This just in: security people are beginning to understand that in the real world access control is much harder than crypto. An amusing post from Thomas Ptacek. Its always amazed me that people are always saying - "hey don't write your own crypto! that is hard stuff - leave it to the pros at the shop."
"Normally, everything is split up and problems are solved separately. That makes individual problems easy to solve, but the connections between the problems become very complicated, and something simple ends up in a real mess. If you integrate it in the first place, that turns out to be the most simple solution. You have to think ahead and you must always expect the unexpected."
- Jan Benthem, Schipol airport chief architect
In crypto things are split or rather you have to split them up to determine the data or channel you're encrypting. Its integrated from the get go and you have some visibility into whether encrypt/decrypt and sign/verify are working.

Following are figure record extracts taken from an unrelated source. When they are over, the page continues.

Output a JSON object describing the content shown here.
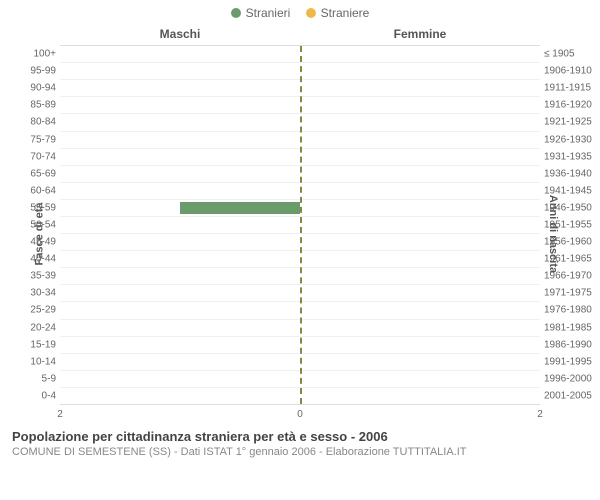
{
  "legend": {
    "items": [
      {
        "label": "Stranieri",
        "color": "#6b9a6b"
      },
      {
        "label": "Straniere",
        "color": "#f0b84a"
      }
    ]
  },
  "chart": {
    "type": "population-pyramid",
    "left_panel_title": "Maschi",
    "right_panel_title": "Femmine",
    "y_left_title": "Fasce di età",
    "y_right_title": "Anni di nascita",
    "x_max": 2,
    "x_ticks_left": [
      2,
      0
    ],
    "x_ticks_right": [
      0,
      2
    ],
    "background_color": "#ffffff",
    "grid_color": "#f0f0f0",
    "center_line_color": "#888844",
    "male_bar_color": "#6b9a6b",
    "female_bar_color": "#f0b84a",
    "rows": [
      {
        "age": "0-4",
        "birth": "2001-2005",
        "male": 0,
        "female": 0
      },
      {
        "age": "5-9",
        "birth": "1996-2000",
        "male": 0,
        "female": 0
      },
      {
        "age": "10-14",
        "birth": "1991-1995",
        "male": 0,
        "female": 0
      },
      {
        "age": "15-19",
        "birth": "1986-1990",
        "male": 0,
        "female": 0
      },
      {
        "age": "20-24",
        "birth": "1981-1985",
        "male": 0,
        "female": 0
      },
      {
        "age": "25-29",
        "birth": "1976-1980",
        "male": 0,
        "female": 0
      },
      {
        "age": "30-34",
        "birth": "1971-1975",
        "male": 0,
        "female": 0
      },
      {
        "age": "35-39",
        "birth": "1966-1970",
        "male": 0,
        "female": 0
      },
      {
        "age": "40-44",
        "birth": "1961-1965",
        "male": 0,
        "female": 0
      },
      {
        "age": "45-49",
        "birth": "1956-1960",
        "male": 0,
        "female": 0
      },
      {
        "age": "50-54",
        "birth": "1951-1955",
        "male": 0,
        "female": 0
      },
      {
        "age": "55-59",
        "birth": "1946-1950",
        "male": 1,
        "female": 0
      },
      {
        "age": "60-64",
        "birth": "1941-1945",
        "male": 0,
        "female": 0
      },
      {
        "age": "65-69",
        "birth": "1936-1940",
        "male": 0,
        "female": 0
      },
      {
        "age": "70-74",
        "birth": "1931-1935",
        "male": 0,
        "female": 0
      },
      {
        "age": "75-79",
        "birth": "1926-1930",
        "male": 0,
        "female": 0
      },
      {
        "age": "80-84",
        "birth": "1921-1925",
        "male": 0,
        "female": 0
      },
      {
        "age": "85-89",
        "birth": "1916-1920",
        "male": 0,
        "female": 0
      },
      {
        "age": "90-94",
        "birth": "1911-1915",
        "male": 0,
        "female": 0
      },
      {
        "age": "95-99",
        "birth": "1906-1910",
        "male": 0,
        "female": 0
      },
      {
        "age": "100+",
        "birth": "≤ 1905",
        "male": 0,
        "female": 0
      }
    ]
  },
  "footer": {
    "title": "Popolazione per cittadinanza straniera per età e sesso - 2006",
    "subtitle": "COMUNE DI SEMESTENE (SS) - Dati ISTAT 1° gennaio 2006 - Elaborazione TUTTITALIA.IT"
  }
}
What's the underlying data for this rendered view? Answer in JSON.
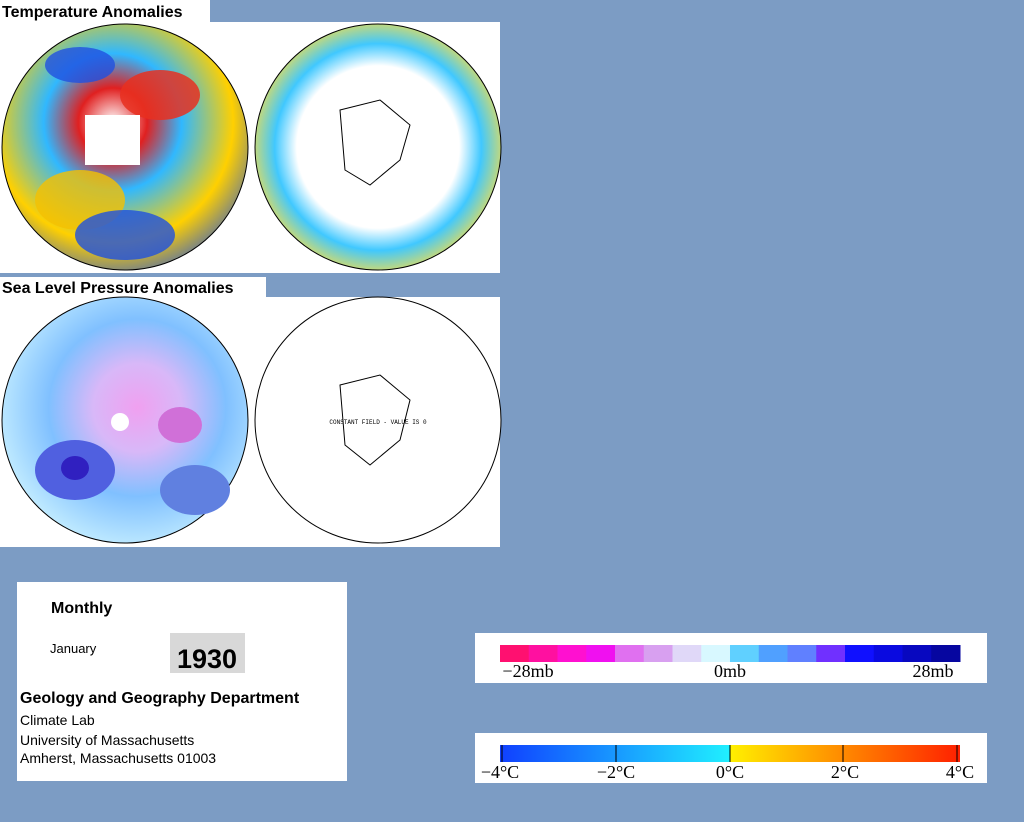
{
  "panels": [
    {
      "title": "Temperature Anomalies"
    },
    {
      "title": "Sea Level Pressure Anomalies",
      "annotation": "CONSTANT FIELD - VALUE IS 0"
    }
  ],
  "info": {
    "period": "Monthly",
    "month": "January",
    "year": "1930",
    "department": "Geology and Geography Department",
    "lines": [
      "Climate Lab",
      "University of Massachusetts",
      "Amherst, Massachusetts 01003"
    ]
  },
  "legends": {
    "pressure": {
      "labels": [
        "−28mb",
        "0mb",
        "28mb"
      ]
    },
    "temperature": {
      "labels": [
        "−4°C",
        "−2°C",
        "0°C",
        "2°C",
        "4°C"
      ]
    }
  }
}
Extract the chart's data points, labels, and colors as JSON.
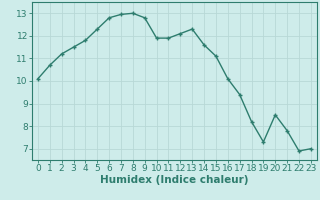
{
  "x": [
    0,
    1,
    2,
    3,
    4,
    5,
    6,
    7,
    8,
    9,
    10,
    11,
    12,
    13,
    14,
    15,
    16,
    17,
    18,
    19,
    20,
    21,
    22,
    23
  ],
  "y": [
    10.1,
    10.7,
    11.2,
    11.5,
    11.8,
    12.3,
    12.8,
    12.95,
    13.0,
    12.8,
    11.9,
    11.9,
    12.1,
    12.3,
    11.6,
    11.1,
    10.1,
    9.4,
    8.2,
    7.3,
    8.5,
    7.8,
    6.9,
    7.0
  ],
  "line_color": "#2e7d6e",
  "marker": "+",
  "xlabel": "Humidex (Indice chaleur)",
  "bg_color": "#ceecea",
  "grid_color": "#b8d8d6",
  "axis_color": "#2e7d6e",
  "ylim": [
    6.5,
    13.5
  ],
  "xlim": [
    -0.5,
    23.5
  ],
  "yticks": [
    7,
    8,
    9,
    10,
    11,
    12,
    13
  ],
  "xticks": [
    0,
    1,
    2,
    3,
    4,
    5,
    6,
    7,
    8,
    9,
    10,
    11,
    12,
    13,
    14,
    15,
    16,
    17,
    18,
    19,
    20,
    21,
    22,
    23
  ],
  "tick_labelsize": 6.5,
  "xlabel_fontsize": 7.5
}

In access control however things are "split up and problems are solved separately", you supposedly classify your data, define roles, groups, and objects do a big mapping and voila - an access control matrix.

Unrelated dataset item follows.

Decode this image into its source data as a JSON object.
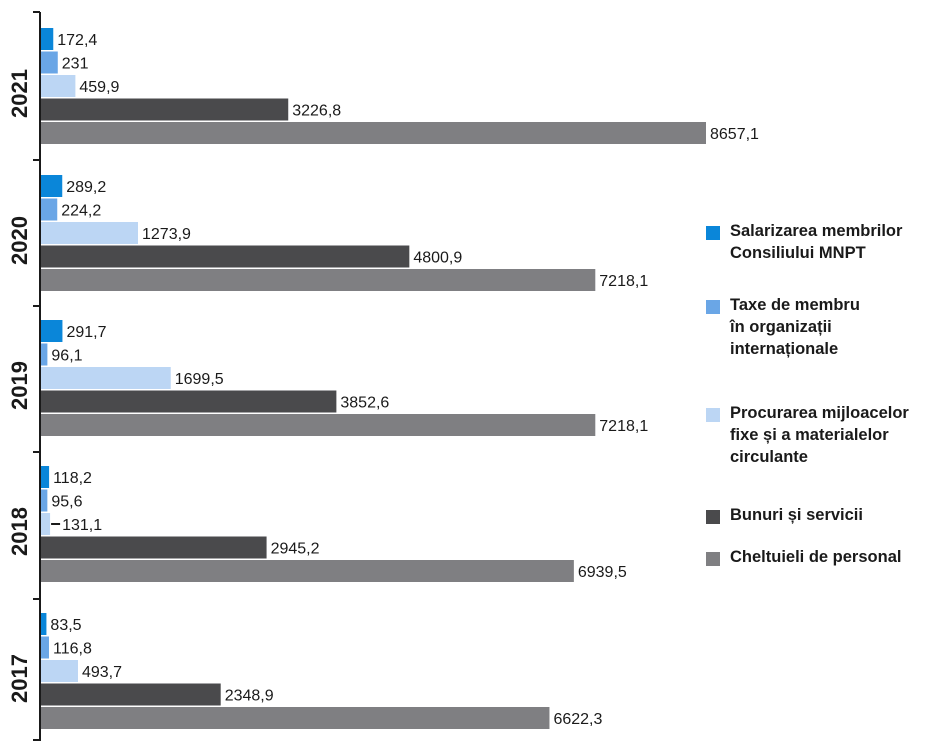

Unfortunately, your access control matrix is not code, it needs to be mapped to several zillion config files, URLs, resources, SOAP calls, and on and on. Your simple access control matrix ends up in a "real mess"

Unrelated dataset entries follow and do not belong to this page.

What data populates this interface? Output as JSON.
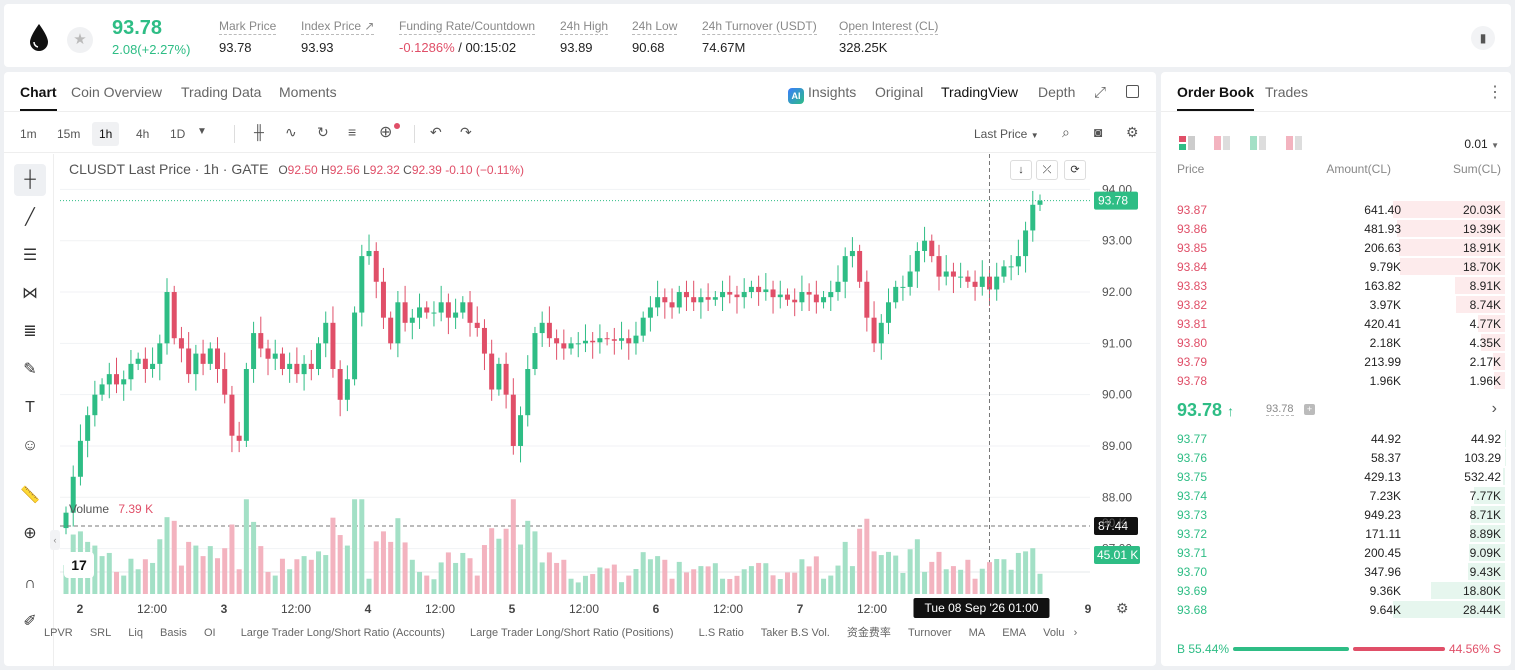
{
  "ticker": {
    "last_price": "93.78",
    "change": "2.08(+2.27%)",
    "stats": [
      {
        "label": "Mark Price",
        "value": "93.78",
        "value2": ""
      },
      {
        "label": "Index Price ↗",
        "value": "93.93",
        "value2": ""
      },
      {
        "label": "Funding Rate/Countdown",
        "value": "-0.1286%",
        "value2": " / 00:15:02"
      },
      {
        "label": "24h High",
        "value": "93.89",
        "value2": ""
      },
      {
        "label": "24h Low",
        "value": "90.68",
        "value2": ""
      },
      {
        "label": "24h Turnover (USDT)",
        "value": "74.67M",
        "value2": ""
      },
      {
        "label": "Open Interest (CL)",
        "value": "328.25K",
        "value2": ""
      }
    ]
  },
  "chart_tabs": [
    "Chart",
    "Coin Overview",
    "Trading Data",
    "Moments"
  ],
  "view_tabs": {
    "insights": "Insights",
    "original": "Original",
    "tradingview": "TradingView",
    "depth": "Depth"
  },
  "ai_badge": "AI",
  "timeframes": [
    "1m",
    "15m",
    "1h",
    "4h",
    "1D"
  ],
  "active_timeframe": "1h",
  "last_price_dropdown": "Last Price",
  "legend": {
    "symbol": "CLUSDT Last Price · 1h · GATE",
    "o_label": "O",
    "o": "92.50",
    "h_label": "H",
    "h": "92.56",
    "l_label": "L",
    "l": "92.32",
    "c_label": "C",
    "c": "92.39",
    "chg": "-0.10 (−0.11%)"
  },
  "volume_legend": {
    "label": "Volume",
    "value": "7.39 K"
  },
  "price_axis": {
    "ticks": [
      "94.00",
      "93.00",
      "92.00",
      "91.00",
      "90.00",
      "89.00",
      "88.00",
      "87.00"
    ],
    "current_label": "93.78",
    "cursor_label": "87.44",
    "volume_tick": "80 K",
    "volume_current": "45.01 K"
  },
  "time_axis": {
    "ticks": [
      "2",
      "12:00",
      "3",
      "12:00",
      "4",
      "12:00",
      "5",
      "12:00",
      "6",
      "12:00",
      "7",
      "12:00",
      "00",
      "9"
    ],
    "cursor_label": "Tue 08 Sep '26   01:00"
  },
  "indicators": [
    "LPVR",
    "SRL",
    "Liq",
    "Basis",
    "OI",
    "Large Trader Long/Short Ratio (Accounts)",
    "Large Trader Long/Short Ratio (Positions)",
    "L.S Ratio",
    "Taker B.S Vol.",
    "资金费率",
    "Turnover",
    "MA",
    "EMA",
    "Volu"
  ],
  "tv_logo": "17",
  "chart_data": {
    "type": "candlestick",
    "title": "CLUSDT Last Price · 1h · GATE",
    "ylim": [
      86.7,
      94.3
    ],
    "yticks": [
      87,
      88,
      89,
      90,
      91,
      92,
      93,
      94
    ],
    "x_day_labels": [
      "2",
      "3",
      "4",
      "5",
      "6",
      "7",
      "9"
    ],
    "closes": [
      87.7,
      88.4,
      89.1,
      89.6,
      90.0,
      90.2,
      90.4,
      90.2,
      90.3,
      90.6,
      90.7,
      90.5,
      90.6,
      91.0,
      92.0,
      91.1,
      90.9,
      90.4,
      90.8,
      90.6,
      90.9,
      90.5,
      90.0,
      89.2,
      89.1,
      90.5,
      91.2,
      90.9,
      90.7,
      90.8,
      90.5,
      90.6,
      90.4,
      90.6,
      90.5,
      91.0,
      91.4,
      90.5,
      89.9,
      90.3,
      91.6,
      92.7,
      92.8,
      92.2,
      91.5,
      91.0,
      91.8,
      91.4,
      91.5,
      91.7,
      91.6,
      91.6,
      91.8,
      91.5,
      91.6,
      91.8,
      91.4,
      91.3,
      90.8,
      90.1,
      90.6,
      90.0,
      89.0,
      89.6,
      90.5,
      91.2,
      91.4,
      91.1,
      91.0,
      90.9,
      91.0,
      91.0,
      91.05,
      91.02,
      91.1,
      91.08,
      91.05,
      91.1,
      91.0,
      91.15,
      91.5,
      91.7,
      91.9,
      91.8,
      91.7,
      92.0,
      91.9,
      91.8,
      91.9,
      91.85,
      91.9,
      92.0,
      91.95,
      91.9,
      92.0,
      92.1,
      92.0,
      92.05,
      91.9,
      91.95,
      91.85,
      91.8,
      92.0,
      91.95,
      91.8,
      91.9,
      92.0,
      92.2,
      92.7,
      92.8,
      92.2,
      91.5,
      91.0,
      91.4,
      91.8,
      92.1,
      92.1,
      92.4,
      92.8,
      93.0,
      92.7,
      92.3,
      92.4,
      92.3,
      92.3,
      92.2,
      92.1,
      92.3,
      92.05,
      92.3,
      92.5,
      92.5,
      92.7,
      93.2,
      93.7,
      93.78
    ],
    "volume_ylim": [
      0,
      95
    ]
  },
  "orderbook": {
    "tabs": [
      "Order Book",
      "Trades"
    ],
    "precision": "0.01",
    "headers": {
      "price": "Price",
      "amount": "Amount(CL)",
      "sum": "Sum(CL)"
    },
    "asks": [
      {
        "price": "93.87",
        "amount": "641.40",
        "sum": "20.03K",
        "depth": 1.0
      },
      {
        "price": "93.86",
        "amount": "481.93",
        "sum": "19.39K",
        "depth": 0.968
      },
      {
        "price": "93.85",
        "amount": "206.63",
        "sum": "18.91K",
        "depth": 0.944
      },
      {
        "price": "93.84",
        "amount": "9.79K",
        "sum": "18.70K",
        "depth": 0.934
      },
      {
        "price": "93.83",
        "amount": "163.82",
        "sum": "8.91K",
        "depth": 0.445
      },
      {
        "price": "93.82",
        "amount": "3.97K",
        "sum": "8.74K",
        "depth": 0.436
      },
      {
        "price": "93.81",
        "amount": "420.41",
        "sum": "4.77K",
        "depth": 0.238
      },
      {
        "price": "93.80",
        "amount": "2.18K",
        "sum": "4.35K",
        "depth": 0.217
      },
      {
        "price": "93.79",
        "amount": "213.99",
        "sum": "2.17K",
        "depth": 0.108
      },
      {
        "price": "93.78",
        "amount": "1.96K",
        "sum": "1.96K",
        "depth": 0.098
      }
    ],
    "mid_price": "93.78",
    "mark_price": "93.78",
    "bids": [
      {
        "price": "93.77",
        "amount": "44.92",
        "sum": "44.92",
        "depth": 0.002
      },
      {
        "price": "93.76",
        "amount": "58.37",
        "sum": "103.29",
        "depth": 0.004
      },
      {
        "price": "93.75",
        "amount": "429.13",
        "sum": "532.42",
        "depth": 0.019
      },
      {
        "price": "93.74",
        "amount": "7.23K",
        "sum": "7.77K",
        "depth": 0.273
      },
      {
        "price": "93.73",
        "amount": "949.23",
        "sum": "8.71K",
        "depth": 0.306
      },
      {
        "price": "93.72",
        "amount": "171.11",
        "sum": "8.89K",
        "depth": 0.312
      },
      {
        "price": "93.71",
        "amount": "200.45",
        "sum": "9.09K",
        "depth": 0.319
      },
      {
        "price": "93.70",
        "amount": "347.96",
        "sum": "9.43K",
        "depth": 0.331
      },
      {
        "price": "93.69",
        "amount": "9.36K",
        "sum": "18.80K",
        "depth": 0.661
      },
      {
        "price": "93.68",
        "amount": "9.64K",
        "sum": "28.44K",
        "depth": 1.0
      }
    ],
    "buy_ratio": "B 55.44%",
    "sell_ratio": "44.56% S",
    "buy_fraction": 0.5544
  },
  "colors": {
    "up": "#2ebd85",
    "down": "#e04f68",
    "up_vol": "#a3e0c6",
    "down_vol": "#f3b3bf"
  }
}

Crypto theory is vastly harder on the whiteboard than access control (Subject-Object-Session how hard is that?). In practice, implementation is the exact opposite. Yet we are told that crypto is only to be done by the high priests whilst junior programmers build access control functions every day.
A good point: "your access control matrix is not code"
Why is that so? Why don't we have adapters on all those different levels, mapping to the same access control matrix? How hard would such a mapping be? How would it look like?
Of course, there is the whole XACML architecture. For large projects XACML might be the right answer. But who is to read and understand or even write XACML policies? I'd say we'd need something being easier to grasp for domain experts, not only security experts. Anything out there?